Она сидела прямо на густой траве, украшенной ромашками, и светлая ткань ее платья, расходящаяся от талии, напомнила мне известные «Завтраки» многих художников. Травы и цветы, окружавшие ее, казалось, росли здесь для нее одной. Ветерок шевелил легкие завитки, нежно оттенявшие ее затылок. Она смотрела вдаль, туда, куда мы предпочитали не заглядывать. Смотрела с прекрасной улыбкой, рядом с которой те, что она дарила нам каждый день, — а видит Бог, они были хороши, — показались бледненькими и сдержанными. Она смотрела на широкую долину, бурую и бесконечную, дрожащую под далекими дымными взрывами, ярость которых доходила до нас смягченная и расплывчатая, будто нереальная.
Вдали линия фронта сливалась с горизонтом настолько, что временами казалось, будто множество солнц одновременно восходят и с треском лопнувшей хлопушки падают вниз.
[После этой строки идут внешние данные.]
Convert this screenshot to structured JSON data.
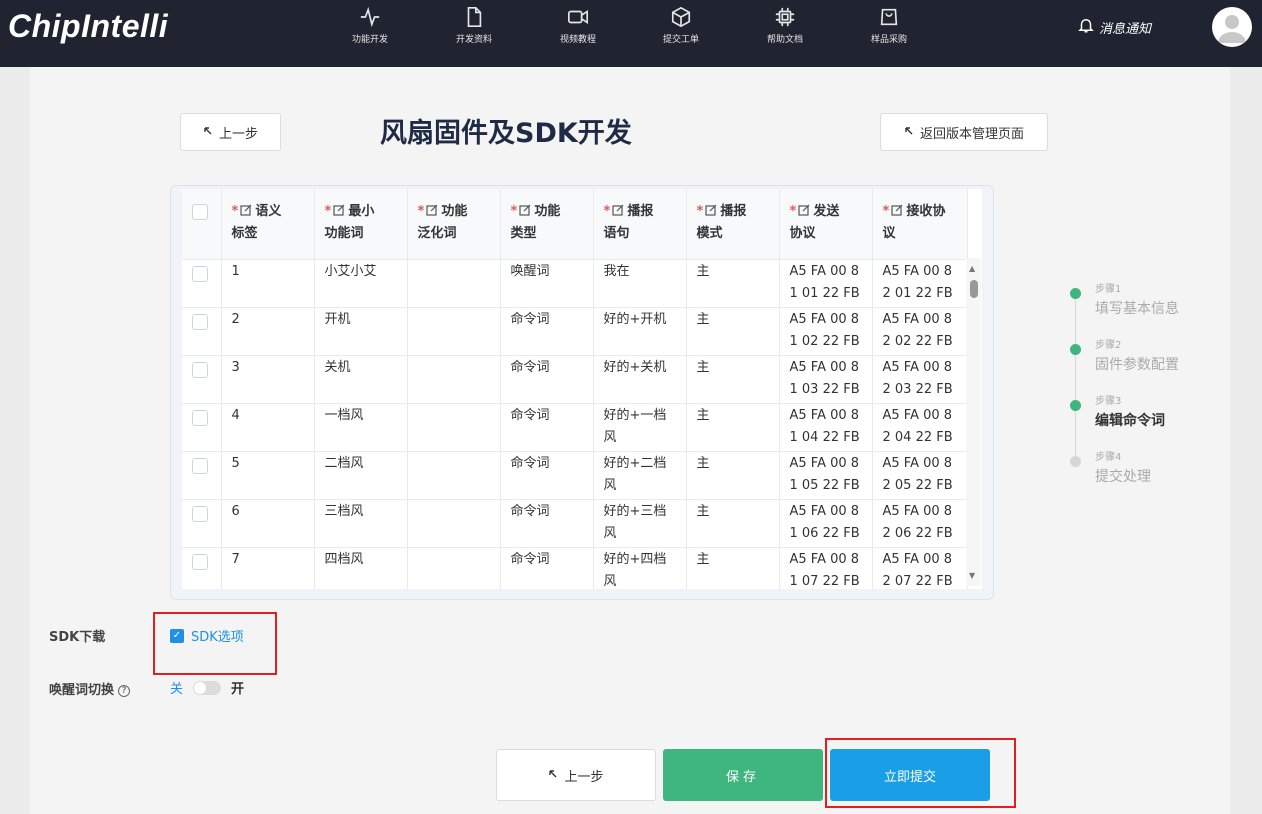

Война разворачивала свой мужской карнавал на многих квадратных километрах, а глядя оттуда, где находились мы, можно было подумать, что в декорациях для цирковых карликов устроили какой-то спектакль — таким все было маленьким. Смерть не могла устоять перед этой миниатюрностью. Она отступала, унося свое снаряжение: страдания, разорванные тела, отчаянные вопли, голод, страх, трагедию.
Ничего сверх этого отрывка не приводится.